- A CNMC aprovou plano normativo do Ministério da Transformação Digital para evitar o esgotamento da numeração telefônica, com foco na rede de Internet das Coisas (IoT) e no aumento de demanda em áreas de alta procura.
- A primeira medida elimina a numeração geográfica associada a serviços nomadas, realocando milhões de números para o serviço telefônico fixo tradicional para atender províncias com risco de exaustão.
- O plano prevê um período de transição de seis meses para operadores e assinantes adaptarem seus serviços, além de exigir que usuários comprovem domicílio dentro do âmbito geográfico do número.
- Em relação aos dispositivos conectados, passa a valer, até julho de 2026, o uso exclusivo do intervalo de treze dígitos (iniciado por cinquenta e nove) para novos serviços M2M, com a eliminação progressiva de números de nove dígitos até 2031.
- A CNMC pretende excluir o sistema de emergência veicular (eCall) da categoria M2M, eliminar referências obsoletas na regulamentação e manter a supervisão direta para assegurar o cumprimento dos prazos de migração.
A CNMC aprovou, nesta quinta-feira, um plano normativa do Ministério para a Transformação Digital que reformula a gestão da numeração telefônica para evitar o esgotamento. A medida busca liberar números móveis ao incentivar o uso de faixas de 13 dígitos para IoT e regular serviços máquina a máquina.
A regulamentação elimina a numeração geográfica associada a serviços nômades, que serão reutilizados pelo serviço fixo tradicional. A proposta visa atender províncias com risco de esgotamento e manter a disponibilidade de linhas para usuários residenciais e comerciais.
O período de transição terá seis meses, para que operadoras e clientes ajustem serviços. Além disso, usuários devem comprovar domicílio na área geográfica correspondente ao número para reforçar a eficiência do sistema.
Números M2M
Para dispositivos conectados, fica estabelecido que, a partir de julho de 2026, novos serviços M2M usarão exclusivamente a faixa de 13 dígitos iniciada por 59. A medida protege as linhas móveis tradicionais de nove dígitos usadas por pessoas físicas.
As linhas M2M destinam-se a máquinas com pouca ou nenhuma intervenção humana, como vending, alarmes e terminais de pagamento. Embora exista a faixa 590, seu uso é baixo, pois operadores preferem 6 e 7, consumindo grande parte da numeração.
A CNMC pediu ajustes técnicos para definir quais operadoras poderão acessar esse intervalo e recomendou excluir o sistema de emergência veicular (eCall) da categoria M2M. O objetivo é ampliar a capacidade do ecossistema digital no mercado espanhol.
Recursos limitados
A agência destaca que a medida responde a uma recomendação histórica para otimizar recursos públicos. Ao liberar números geográficos destinados a nômades, há ganho de capacidade sem ampliar faixas. Nômades sem exigência geográfica manterão o prefixo 51.

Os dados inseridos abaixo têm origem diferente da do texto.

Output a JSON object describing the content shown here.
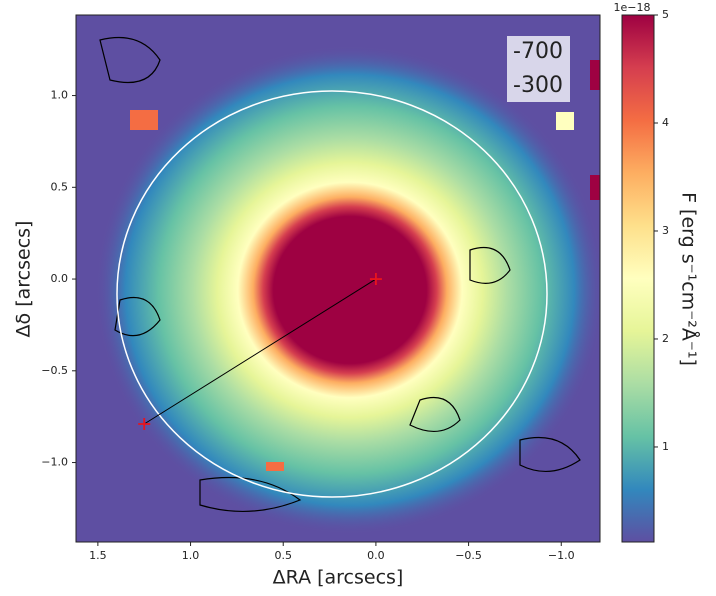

A mudança para o 59 no IoT acompanha o crescimento de veículos conectados e telemetria. O uso de números de nove dígitos para máquinas compromete a disponibilidade de linhas de uso pessoal. A numeração de treze dígitos visa suportar a expansão tecnológica futura.
A CNMC também orienta o Ministério a simplificar o arcabouço regulatório, eliminando referências obsoletas. A ideia é oferecer segurança jurídica a operadoras e empresas de tecnologia que gerenciam muitos dispositivos.